Place quotes longer than four lines of prose or three lines of verse in a free-standing block of text and avoid quotation marks. Begin the quotation on a new line, with the full quotation indented 1/2 inch from the left margin and double-spaced. End the quotation with another full stop followed by a blank line.
Prolonged quotations (block quotes) Omit quotation marks and place direct quotations longer than 40 words in a free-standing block of typewritten lines. Begin the citation on a new line, five spaces in from the left margin. You can also cite multiple passages on one page by using several block quotes.
More than four lines of cited text constitute a lengthy quotation. After the beginning to the quotation, add a comma and indent the entire quotation one inch from the left side. These quotations can be single- or double-spaced and should not include quotation marks unless they appear in the original text. Longer quotations can also be identified by using italics for the first word or phrase on each new page. These should be followed by a full stop.
Make a Prose Block Quote in Chicago/Turabian style.

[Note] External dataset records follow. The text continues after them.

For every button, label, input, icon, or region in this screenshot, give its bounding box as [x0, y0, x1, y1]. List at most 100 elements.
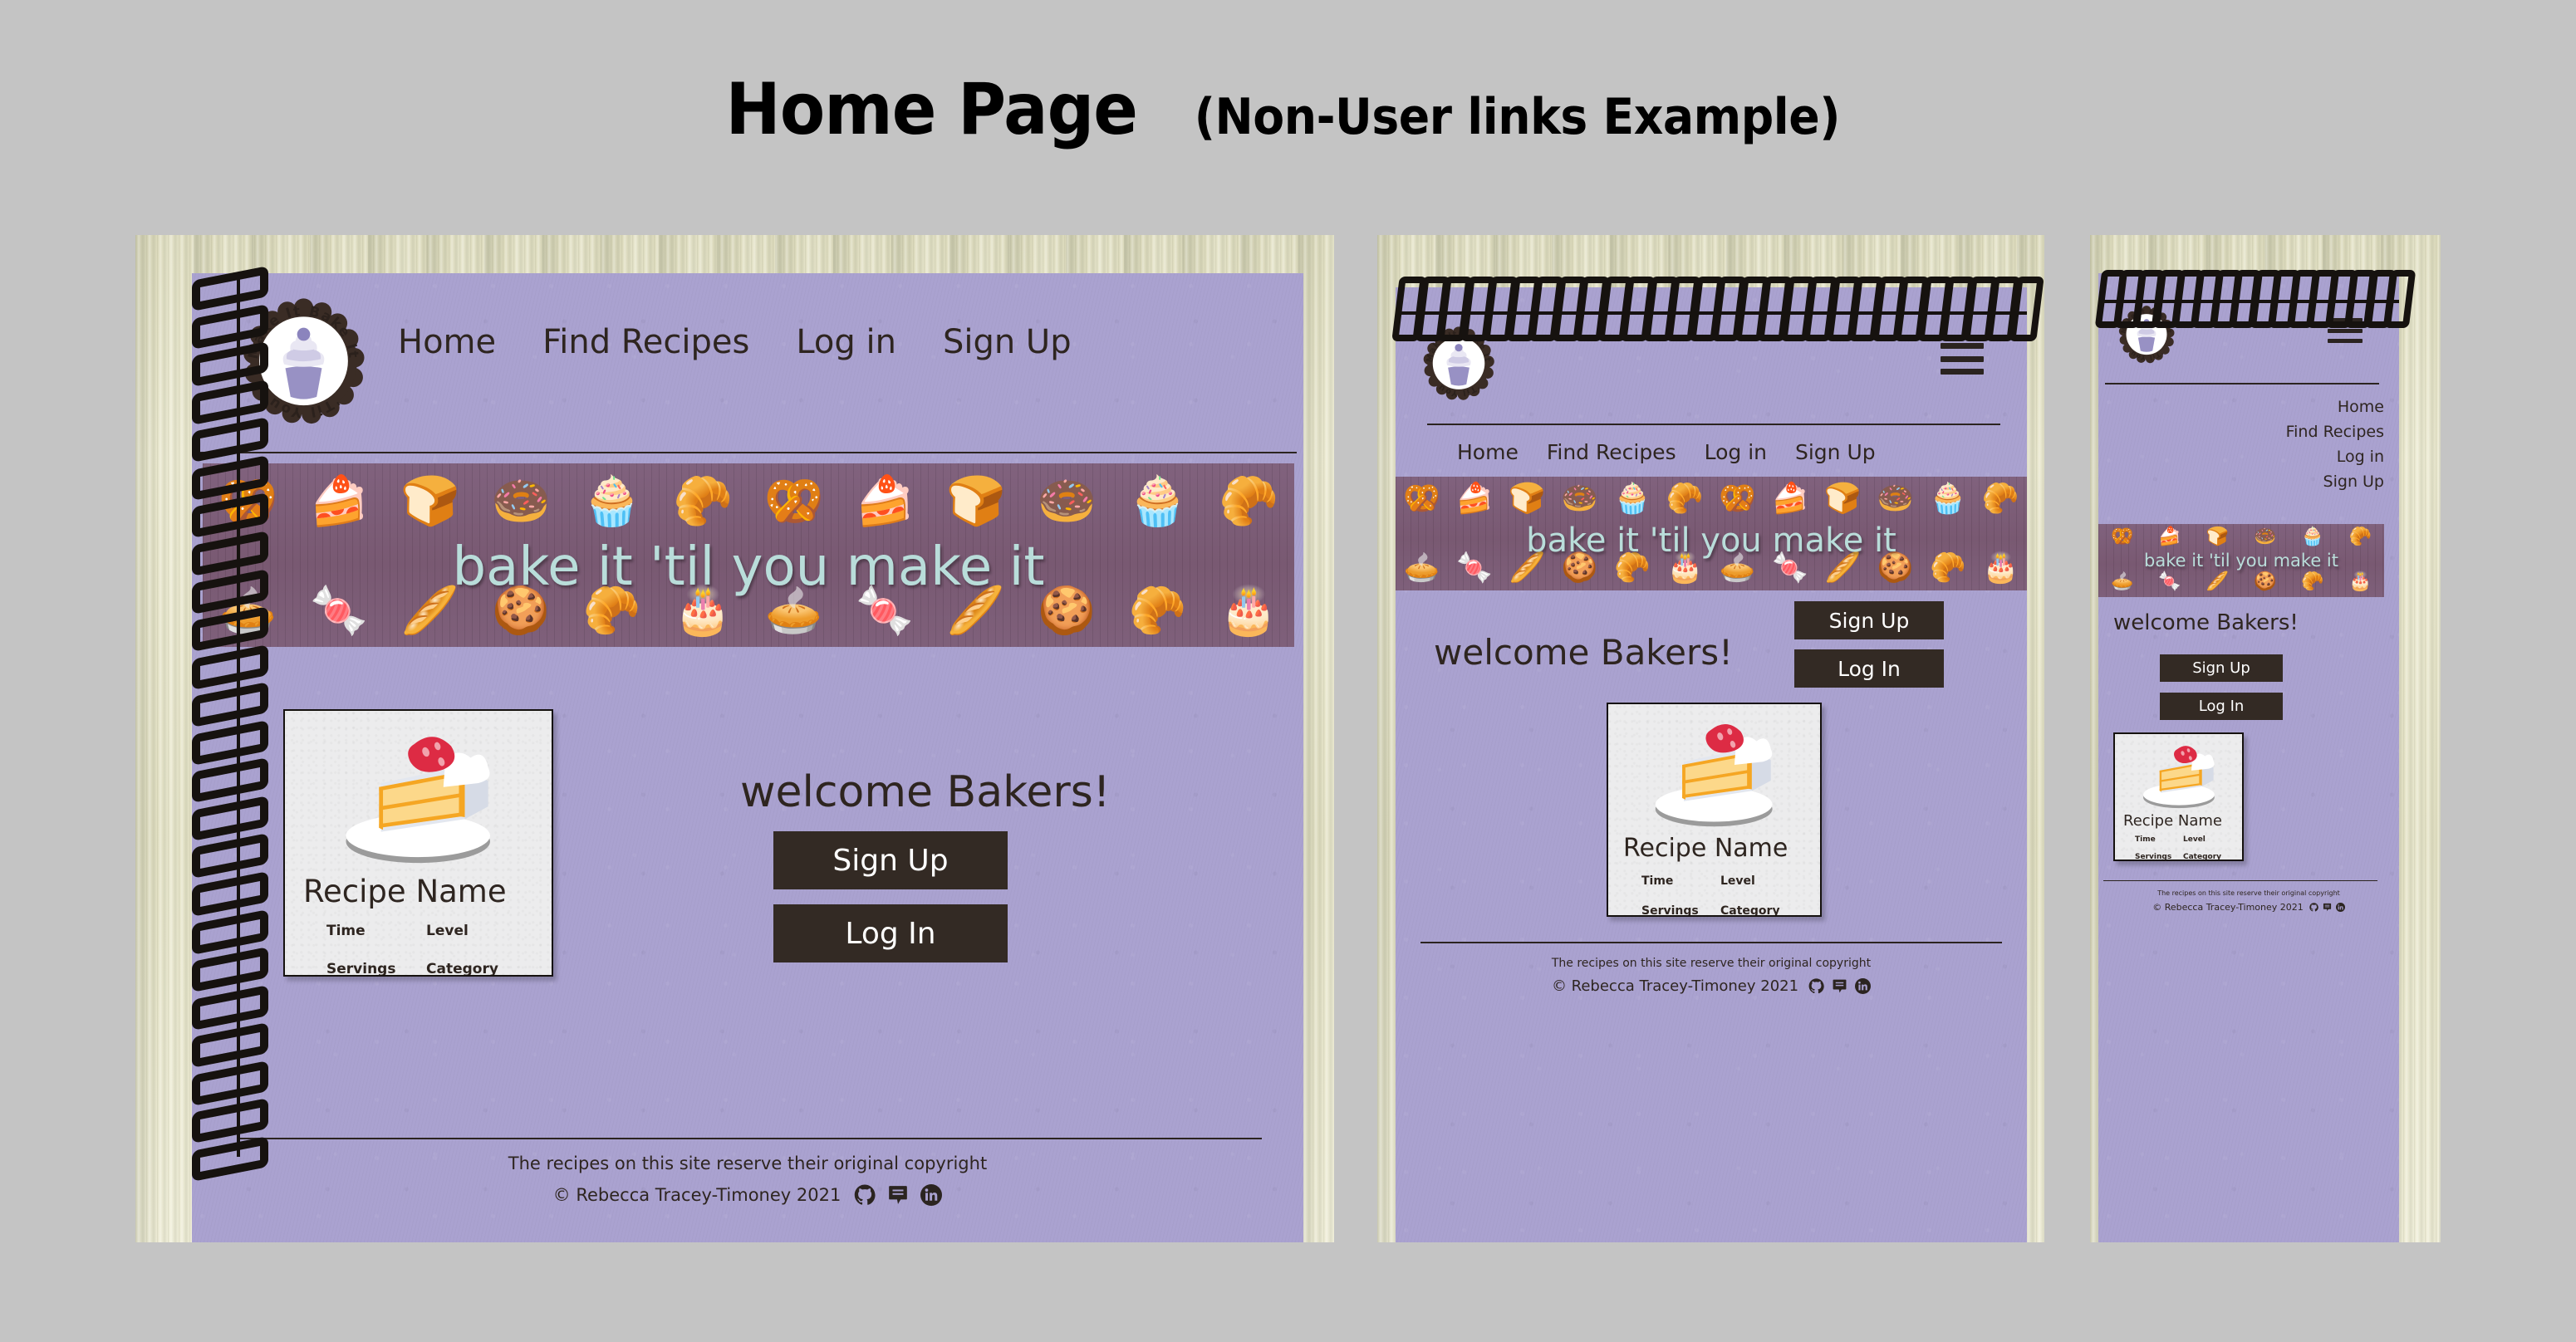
site-logo[interactable] — [2117, 305, 2176, 365]
spiral-rod-horizontal — [2098, 300, 2399, 303]
banner-tagline: bake it 'til you make it — [1526, 522, 1896, 560]
banner-treats-bottom: 🥧 🍬 🥖 🍪 🥐 🎂 — [2098, 571, 2384, 594]
nav-item-find-recipes[interactable]: Find Recipes — [1547, 440, 1676, 464]
site-logo[interactable] — [1420, 326, 1497, 402]
header-divider — [200, 452, 1297, 453]
linkedin-icon[interactable] — [1855, 978, 1872, 994]
recipe-card-title: Recipe Name — [1623, 834, 1788, 863]
desktop-nav: Home Find Recipes Log in Sign Up — [398, 323, 1072, 361]
nav-item-find-recipes[interactable]: Find Recipes — [542, 323, 749, 361]
recipe-card-image — [2115, 739, 2242, 812]
treat: 🍞 — [945, 473, 1006, 529]
login-button[interactable]: Log In — [2160, 693, 2283, 720]
footer-credit: © Rebecca Tracey-Timoney 2021 — [1551, 977, 1799, 995]
page-title-sub: (Non-User links Example) — [1195, 88, 1841, 146]
recipe-card[interactable]: Recipe Name Time Level Servings Category — [1607, 703, 1822, 917]
treat: 🍰 — [1771, 482, 1809, 516]
footer-divider — [1420, 942, 2002, 943]
hamburger-menu-icon[interactable] — [1941, 343, 1984, 375]
banner-treats-top: 🥨 🍰 🍞 🍩 🧁 🥐 — [2098, 526, 2384, 549]
social-links — [2309, 903, 2345, 912]
footer-credit-row: © Rebecca Tracey-Timoney 2021 — [2098, 902, 2399, 913]
welcome-headline: welcome Bakers! — [2113, 610, 2299, 635]
recipe-card-image — [1608, 713, 1820, 834]
nav-item-log-in[interactable]: Log in — [796, 323, 896, 361]
treat: 🧁 — [1929, 482, 1967, 516]
treat: 🍩 — [1877, 482, 1915, 516]
nav-item-sign-up[interactable]: Sign Up — [1795, 440, 1876, 464]
mobile-mockup: Home Find Recipes Log in Sign Up 🥨 🍰 🍞 🍩 🧁 🥐 … — [2090, 235, 2441, 1242]
hamburger-menu-icon[interactable] — [2328, 318, 2363, 343]
treat: 🍩 — [1561, 482, 1599, 516]
treat: 🥐 — [1666, 482, 1704, 516]
treat: 🍰 — [1455, 482, 1494, 516]
hero-banner: 🥨 🍰 🍞 🍩 🧁 🥐 🥨 🍰 🍞 🍩 🧁 🥐 bake it 'til you make it 🥧 🍬… — [203, 463, 1294, 647]
signup-button[interactable]: Sign Up — [1794, 601, 1944, 639]
welcome-headline: welcome Bakers! — [740, 767, 1111, 817]
footer-copyright-note: The recipes on this site reserve their o… — [508, 1153, 988, 1173]
recipe-card-title: Recipe Name — [303, 874, 507, 909]
treat: 🍪 — [2253, 571, 2277, 592]
treat: 🍞 — [1508, 482, 1546, 516]
treat: 🥨 — [1403, 482, 1441, 516]
nav-item-log-in[interactable]: Log in — [1705, 440, 1767, 464]
hero-banner: 🥨 🍰 🍞 🍩 🧁 🥐 bake it 'til you make it 🥧 🍬 🥖 🍪 🥐 🎂 — [2098, 524, 2384, 597]
login-button[interactable]: Log In — [773, 904, 1008, 962]
recipe-meta-time: Time — [326, 923, 366, 939]
treat: 🥐 — [2348, 527, 2372, 547]
nav-item-sign-up[interactable]: Sign Up — [943, 323, 1072, 361]
github-icon[interactable] — [1808, 978, 1824, 994]
nav-item-home[interactable]: Home — [398, 323, 496, 361]
nav-item-sign-up[interactable]: Sign Up — [2323, 473, 2384, 491]
signup-button[interactable]: Sign Up — [2160, 654, 2283, 682]
github-icon[interactable] — [2309, 903, 2318, 912]
recipe-card-meta: Time Level Servings Category — [326, 923, 526, 977]
site-logo[interactable] — [238, 296, 369, 427]
treat: 🍩 — [2253, 527, 2277, 547]
linkedin-icon[interactable] — [920, 1184, 943, 1206]
login-button[interactable]: Log In — [1794, 649, 1944, 688]
treat: 🥐 — [2301, 571, 2324, 592]
recipe-meta-time: Time — [2135, 835, 2156, 844]
banner-tagline: bake it 'til you make it — [452, 536, 1045, 598]
header-divider — [1427, 424, 2000, 425]
desktop-mockup: Home Find Recipes Log in Sign Up 🥨 🍰 🍞 🍩 🧁 🥐 🥨… — [135, 235, 1334, 1242]
nav-item-find-recipes[interactable]: Find Recipes — [2286, 423, 2384, 441]
site-footer: The recipes on this site reserve their o… — [1396, 957, 2027, 995]
github-icon[interactable] — [854, 1184, 876, 1206]
nav-item-home[interactable]: Home — [2338, 398, 2384, 416]
nav-item-log-in[interactable]: Log in — [2337, 448, 2384, 466]
treat: 🥐 — [1219, 473, 1279, 529]
recipe-card-meta: Time Level Servings Category — [1641, 874, 1799, 917]
nav-item-home[interactable]: Home — [1457, 440, 1519, 464]
recipe-meta-servings: Servings — [326, 961, 396, 977]
footer-divider — [2103, 880, 2377, 881]
recipe-card-meta: Time Level Servings Category — [2135, 835, 2231, 860]
recipe-card[interactable]: Recipe Name Time Level Servings Category — [2113, 732, 2244, 861]
footer-copyright-note: The recipes on this site reserve their o… — [1551, 957, 1872, 970]
treat: 🍞 — [2206, 527, 2230, 547]
treat: 🍩 — [491, 473, 552, 529]
signup-button[interactable]: Sign Up — [773, 831, 1008, 889]
recipe-meta-time: Time — [1641, 874, 1674, 888]
slack-icon[interactable] — [1832, 978, 1847, 994]
banner-treats-top: 🥨 🍰 🍞 🍩 🧁 🥐 🥨 🍰 🍞 🍩 🧁 🥐 — [203, 470, 1294, 531]
recipe-meta-category: Category — [1720, 904, 1780, 917]
treat: 🥧 — [2110, 571, 2134, 592]
treat: 🍬 — [2158, 571, 2181, 592]
recipe-card-title: Recipe Name — [2123, 812, 2222, 830]
footer-divider — [240, 1138, 1262, 1139]
footer-credit-row: © Rebecca Tracey-Timoney 2021 — [192, 1184, 1303, 1206]
social-links — [854, 1184, 943, 1206]
site-footer: The recipes on this site reserve their o… — [2098, 889, 2399, 913]
footer-credit: © Rebecca Tracey-Timoney 2021 — [552, 1185, 841, 1205]
treat: 🍰 — [2158, 527, 2181, 547]
treat: 🎂 — [2348, 571, 2372, 592]
recipe-meta-servings: Servings — [1641, 904, 1699, 917]
linkedin-icon[interactable] — [2335, 903, 2345, 912]
slack-icon[interactable] — [2323, 903, 2332, 912]
slack-icon[interactable] — [887, 1184, 909, 1206]
recipe-card[interactable]: Recipe Name Time Level Servings Category — [283, 709, 553, 977]
footer-copyright-note: The recipes on this site reserve their o… — [2157, 889, 2340, 897]
tablet-nav: Home Find Recipes Log in Sign Up — [1457, 440, 1876, 464]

Begin the quotation on a new line, with the full quotation indented an inch from the left margin and double-spaced. Your parenthetical citation should come after the final period. Maintain the original line breaks when citing verse. (You should double space throughout your essay.)
An easy way to quote within a sentence is by using quotation marks. Put the word DOUBLE between single quotes to indicate that you want two copies of this word.
To quote a whole paragraph, put the beginning punctuation mark (full stop for a written work, or semicolon for an audio recording) at the start of the paragraph and follow it with the quotation marks you used for the preceding sentence.
Finally, if you are quoting from another source, include the reference in parentheses after the quoted text. This allows readers to find other works by the same author or editor without having to search through all your work. You should also include the page number for each piece of quoted material so readers can find them easily.
References provide proof for your assertions and add weight to your arguments. Including references not only shows that you have done some research on your topic, but it also increases your article's readability for others.
Generally, references fall into three categories: primary sources, secondary sources, and dictionaries.
To cite a specific sentence or excerpt from a work, start with the word "where," followed by the page number or reference ID for the sentence or text you are using. For example, to cite the first sentence of this paragraph, you would type "where 1:4" (omitting the hyphens). To cite the entire paragraph, then, you would type "where 1:4-6."
It is important to note that when you use these page numbers to cite passages from different works, they will be different references. Be sure to distinguish clearly between the names of the authors of different works.
Here are some other examples: "where 96-100 describes eye color" or "where 2:7 says blondes have more fun".
When referencing multiple sentences within the same work, use commas to separate them. For example, "where 10:56 says both men and women enjoy reading fiction about love stories between strangers, 28:37 explains that romance is not just a feeling but also an action".
Citing a single word or phrase requires only two steps.